BEEKS, District Judge.

This action is premised upon an alleged violation of Title VII of the Civil Rights Act of 1964, 42 U.S.C. § 2000e et seq., with respect to Boeing's Employee Retirement Plan as it existed from January 1, 1966 until January 1, 1969. Specifically, the plaintiffs, two retired employees of Boeing, allege that payments under said plan impermissibly discriminate against them on the basis of sex. The threshold question presented is whether this court has jurisdiction.

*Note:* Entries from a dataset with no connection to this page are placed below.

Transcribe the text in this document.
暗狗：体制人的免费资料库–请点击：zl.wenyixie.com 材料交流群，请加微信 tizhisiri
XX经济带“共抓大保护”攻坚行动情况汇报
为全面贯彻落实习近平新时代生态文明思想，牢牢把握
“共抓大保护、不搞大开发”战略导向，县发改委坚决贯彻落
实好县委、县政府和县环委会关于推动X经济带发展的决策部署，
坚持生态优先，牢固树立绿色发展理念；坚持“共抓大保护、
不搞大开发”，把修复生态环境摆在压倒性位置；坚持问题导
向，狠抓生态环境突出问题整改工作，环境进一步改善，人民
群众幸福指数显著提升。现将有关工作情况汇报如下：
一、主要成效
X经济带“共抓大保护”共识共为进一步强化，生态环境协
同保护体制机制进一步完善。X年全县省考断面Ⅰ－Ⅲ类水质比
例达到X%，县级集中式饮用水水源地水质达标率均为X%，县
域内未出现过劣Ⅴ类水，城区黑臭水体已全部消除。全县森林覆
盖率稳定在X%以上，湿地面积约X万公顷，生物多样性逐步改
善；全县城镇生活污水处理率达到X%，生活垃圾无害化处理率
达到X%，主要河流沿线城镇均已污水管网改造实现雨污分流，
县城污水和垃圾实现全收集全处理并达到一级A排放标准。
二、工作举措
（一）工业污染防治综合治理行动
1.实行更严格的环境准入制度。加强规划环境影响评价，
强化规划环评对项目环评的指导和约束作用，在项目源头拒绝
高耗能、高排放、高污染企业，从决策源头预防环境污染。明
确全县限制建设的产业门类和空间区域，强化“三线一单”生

For jurisdiction to exist, there must have been compliance with the statutory prerequisites of 42 U.S.C. § 2000e-5, one of which is that plaintiffs must have filed their charge of unlawful employment practices with the Equal Economic Opportunity Commission (herein EEOC) within ninety days after the alleged discriminatory acts occurred.

The undisputed facts indicate that McCarty retired on March 1, 1966 and thereafter began receiving the allegedly discriminatory payments, but did not file a charge with the EEOC until February 7, 1967. Similarly, Ash retired on July 1, 1966, began receiving payments, but did not file a charge until March 5, 1969. Neither plaintiff, therefore, filed within ninety days from the date the allegedly discriminatory act commenced. They attempt to excuse their delay, however, by contending that said act was of a continuing nature and, therefore, a charge could be filed anytime within ninety days of receipt of their last payment.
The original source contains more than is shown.